BY
John Denora
High school, the best years of your life with everyday shaping and molding you from a feminine boy to becoming a respectable masculine adult, in truth its surviving everyday without being called a fag. In C.J. Pascoe’s ethnography she examines the dynamics of masculinity carefully exploring gender conformity that’s extracted from a collection of humiliations, fears and anxieties among high school boys. Within the eighteen months that Pascoe tediously studied the students of River High, she opened my mind to reminisce about my high school years. From the pep rallies in the gym to the weight room discussions, however, Pascoe’s research expressed a deeper meaning to the formation of gender identities and masculinity in high school.

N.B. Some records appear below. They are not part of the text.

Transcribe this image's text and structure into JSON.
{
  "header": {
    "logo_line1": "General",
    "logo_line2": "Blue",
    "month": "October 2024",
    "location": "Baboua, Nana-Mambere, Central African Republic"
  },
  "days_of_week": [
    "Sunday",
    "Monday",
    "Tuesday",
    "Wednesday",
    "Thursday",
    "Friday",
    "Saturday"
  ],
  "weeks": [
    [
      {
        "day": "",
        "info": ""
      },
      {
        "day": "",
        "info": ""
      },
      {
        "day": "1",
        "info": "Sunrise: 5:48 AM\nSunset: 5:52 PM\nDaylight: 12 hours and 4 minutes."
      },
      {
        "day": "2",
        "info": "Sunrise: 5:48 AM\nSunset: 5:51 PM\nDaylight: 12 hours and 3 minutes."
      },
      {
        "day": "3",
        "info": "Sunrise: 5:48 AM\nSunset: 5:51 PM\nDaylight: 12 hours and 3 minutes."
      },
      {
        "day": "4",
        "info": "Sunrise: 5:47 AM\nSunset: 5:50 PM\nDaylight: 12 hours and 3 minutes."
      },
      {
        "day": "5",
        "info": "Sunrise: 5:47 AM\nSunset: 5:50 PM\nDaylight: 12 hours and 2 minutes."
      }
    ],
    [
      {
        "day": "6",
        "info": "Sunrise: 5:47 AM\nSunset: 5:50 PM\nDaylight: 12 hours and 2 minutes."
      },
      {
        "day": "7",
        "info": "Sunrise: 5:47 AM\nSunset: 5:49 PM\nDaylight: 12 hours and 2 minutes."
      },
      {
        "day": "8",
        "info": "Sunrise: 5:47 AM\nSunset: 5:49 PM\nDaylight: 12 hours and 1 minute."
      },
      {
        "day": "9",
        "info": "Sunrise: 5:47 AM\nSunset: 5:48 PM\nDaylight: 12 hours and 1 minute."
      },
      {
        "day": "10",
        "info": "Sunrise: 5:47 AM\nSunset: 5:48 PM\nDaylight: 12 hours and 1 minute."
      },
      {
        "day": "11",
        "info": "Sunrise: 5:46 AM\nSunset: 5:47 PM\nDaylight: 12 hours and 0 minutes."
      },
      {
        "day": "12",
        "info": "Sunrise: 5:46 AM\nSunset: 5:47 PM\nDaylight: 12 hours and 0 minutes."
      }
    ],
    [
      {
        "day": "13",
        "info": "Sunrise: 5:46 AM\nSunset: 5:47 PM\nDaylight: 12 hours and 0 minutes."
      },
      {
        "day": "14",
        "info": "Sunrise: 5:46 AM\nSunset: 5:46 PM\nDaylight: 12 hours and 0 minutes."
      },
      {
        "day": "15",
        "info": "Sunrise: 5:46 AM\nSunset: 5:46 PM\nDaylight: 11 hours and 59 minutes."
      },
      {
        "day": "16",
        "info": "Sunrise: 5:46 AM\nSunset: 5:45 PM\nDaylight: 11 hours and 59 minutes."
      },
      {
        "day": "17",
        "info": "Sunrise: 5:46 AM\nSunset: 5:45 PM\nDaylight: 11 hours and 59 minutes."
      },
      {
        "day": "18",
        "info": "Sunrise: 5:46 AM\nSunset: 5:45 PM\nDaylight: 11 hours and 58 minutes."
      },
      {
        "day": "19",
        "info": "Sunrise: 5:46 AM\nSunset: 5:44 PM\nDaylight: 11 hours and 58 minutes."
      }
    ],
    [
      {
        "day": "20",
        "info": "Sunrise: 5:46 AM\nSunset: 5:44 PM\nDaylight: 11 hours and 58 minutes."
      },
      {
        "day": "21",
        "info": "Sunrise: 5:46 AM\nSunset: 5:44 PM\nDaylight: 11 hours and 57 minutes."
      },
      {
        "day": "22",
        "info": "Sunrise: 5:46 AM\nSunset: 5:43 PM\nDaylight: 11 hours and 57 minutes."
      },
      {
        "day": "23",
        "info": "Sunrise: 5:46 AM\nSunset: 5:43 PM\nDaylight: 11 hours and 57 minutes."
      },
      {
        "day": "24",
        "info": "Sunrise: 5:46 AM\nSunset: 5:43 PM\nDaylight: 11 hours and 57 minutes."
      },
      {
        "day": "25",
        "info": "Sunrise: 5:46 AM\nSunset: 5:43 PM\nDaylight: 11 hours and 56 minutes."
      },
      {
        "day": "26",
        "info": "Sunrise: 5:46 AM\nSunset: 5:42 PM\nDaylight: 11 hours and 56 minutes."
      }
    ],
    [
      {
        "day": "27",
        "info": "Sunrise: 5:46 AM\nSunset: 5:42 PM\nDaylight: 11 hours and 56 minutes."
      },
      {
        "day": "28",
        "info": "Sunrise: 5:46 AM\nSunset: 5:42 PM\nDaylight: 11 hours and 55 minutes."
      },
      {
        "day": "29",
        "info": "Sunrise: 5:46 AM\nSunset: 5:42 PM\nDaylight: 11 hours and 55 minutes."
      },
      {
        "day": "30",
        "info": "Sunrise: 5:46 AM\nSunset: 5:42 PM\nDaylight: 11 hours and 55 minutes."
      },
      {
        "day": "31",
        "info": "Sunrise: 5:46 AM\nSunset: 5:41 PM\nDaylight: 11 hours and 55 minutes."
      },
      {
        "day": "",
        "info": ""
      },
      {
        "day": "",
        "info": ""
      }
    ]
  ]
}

Since high school remains to be an important ground in concretizing values, principles, and opinions, it is in here that gender associations are facilitated and realized by students accordingly (Pascoe, 2007). Pascoe outlines the behaviors, rituals, and discourses involved in the making of gendered identities. She argues that the majority of interactions going on daily in the school construct masculinity as being equivalent to heterosexuality and dominance over women. Pascoe spent time observing students in classrooms, which included “gender neutral” sites, the Senior Government class and traditionally masculine sites such as auto shop class.

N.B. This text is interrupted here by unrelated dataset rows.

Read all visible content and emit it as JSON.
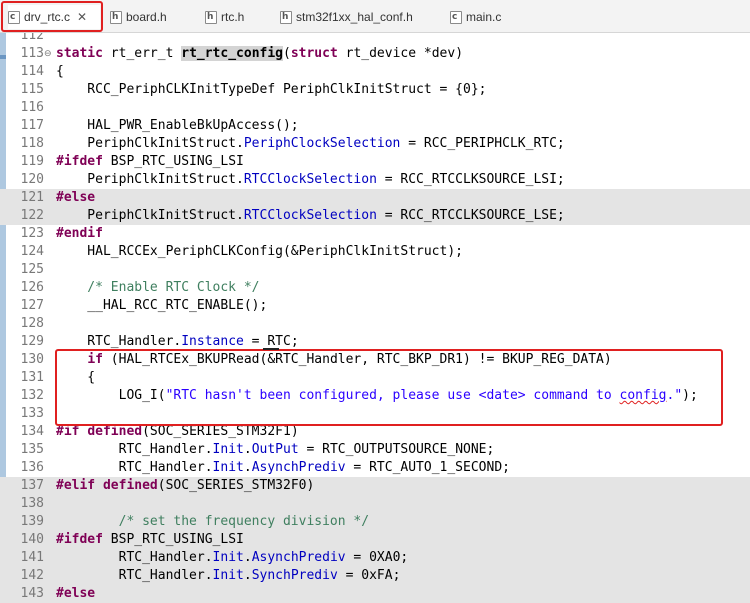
{
  "tabs": [
    {
      "icon": "c-source-file-icon",
      "icon_letter": "c",
      "label": "drv_rtc.c",
      "close": "✕",
      "active": true
    },
    {
      "icon": "header-file-icon",
      "icon_letter": "h",
      "label": "board.h"
    },
    {
      "icon": "header-file-icon",
      "icon_letter": "h",
      "label": "rtc.h"
    },
    {
      "icon": "header-file-icon",
      "icon_letter": "h",
      "label": "stm32f1xx_hal_conf.h"
    },
    {
      "icon": "c-source-file-icon",
      "icon_letter": "c",
      "label": "main.c"
    }
  ],
  "highlight_color": "#e02020",
  "colors": {
    "keyword": "#7f0055",
    "field": "#0000c0",
    "comment": "#3f7f5f",
    "string": "#2a00ff"
  },
  "editor": {
    "lines": [
      {
        "n": "112",
        "text": ""
      },
      {
        "n": "113",
        "fold": "⊖",
        "text": "static rt_err_t rt_rtc_config(struct rt_device *dev)"
      },
      {
        "n": "114",
        "text": "{"
      },
      {
        "n": "115",
        "text": "    RCC_PeriphCLKInitTypeDef PeriphClkInitStruct = {0};"
      },
      {
        "n": "116",
        "text": ""
      },
      {
        "n": "117",
        "text": "    HAL_PWR_EnableBkUpAccess();"
      },
      {
        "n": "118",
        "text": "    PeriphClkInitStruct.PeriphClockSelection = RCC_PERIPHCLK_RTC;"
      },
      {
        "n": "119",
        "text": "#ifdef BSP_RTC_USING_LSI"
      },
      {
        "n": "120",
        "text": "    PeriphClkInitStruct.RTCClockSelection = RCC_RTCCLKSOURCE_LSI;"
      },
      {
        "n": "121",
        "text": "#else",
        "grey": true
      },
      {
        "n": "122",
        "text": "    PeriphClkInitStruct.RTCClockSelection = RCC_RTCCLKSOURCE_LSE;",
        "grey": true
      },
      {
        "n": "123",
        "text": "#endif"
      },
      {
        "n": "124",
        "text": "    HAL_RCCEx_PeriphCLKConfig(&PeriphClkInitStruct);"
      },
      {
        "n": "125",
        "text": ""
      },
      {
        "n": "126",
        "text": "    /* Enable RTC Clock */"
      },
      {
        "n": "127",
        "text": "    __HAL_RCC_RTC_ENABLE();"
      },
      {
        "n": "128",
        "text": ""
      },
      {
        "n": "129",
        "text": "    RTC_Handler.Instance = RTC;"
      },
      {
        "n": "130",
        "text": "    if (HAL_RTCEx_BKUPRead(&RTC_Handler, RTC_BKP_DR1) != BKUP_REG_DATA)"
      },
      {
        "n": "131",
        "text": "    {"
      },
      {
        "n": "132",
        "text": "        LOG_I(\"RTC hasn't been configured, please use <date> command to config.\");"
      },
      {
        "n": "133",
        "text": ""
      },
      {
        "n": "134",
        "text": "#if defined(SOC_SERIES_STM32F1)"
      },
      {
        "n": "135",
        "text": "        RTC_Handler.Init.OutPut = RTC_OUTPUTSOURCE_NONE;"
      },
      {
        "n": "136",
        "text": "        RTC_Handler.Init.AsynchPrediv = RTC_AUTO_1_SECOND;"
      },
      {
        "n": "137",
        "text": "#elif defined(SOC_SERIES_STM32F0)",
        "grey": true
      },
      {
        "n": "138",
        "text": "",
        "grey": true
      },
      {
        "n": "139",
        "text": "        /* set the frequency division */",
        "grey": true
      },
      {
        "n": "140",
        "text": "#ifdef BSP_RTC_USING_LSI",
        "grey": true
      },
      {
        "n": "141",
        "text": "        RTC_Handler.Init.AsynchPrediv = 0XA0;",
        "grey": true
      },
      {
        "n": "142",
        "text": "        RTC_Handler.Init.SynchPrediv = 0xFA;",
        "grey": true
      },
      {
        "n": "143",
        "text": "#else",
        "grey": true
      }
    ]
  }
}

Pascoe writes of what she calls the fag discourse. She noted that the male students would often call each other a “fag” for no reason pertaining to sexuality, but more to do with masculinity. Girls never really used the word “fag” and were never called fags. When interviewed, both male and female students said that “fag” was the worst slur guys could direct at each other. According to this discourse, fear of being called out publicly as a “fag” is the primary driving force behind what Pascoe calls the display of “compulsive heterosexuality”.
References: Pascoe, C.J. (2007) Dude you’re a fag: masculinity and sexuality in high school. (US: University of California Press).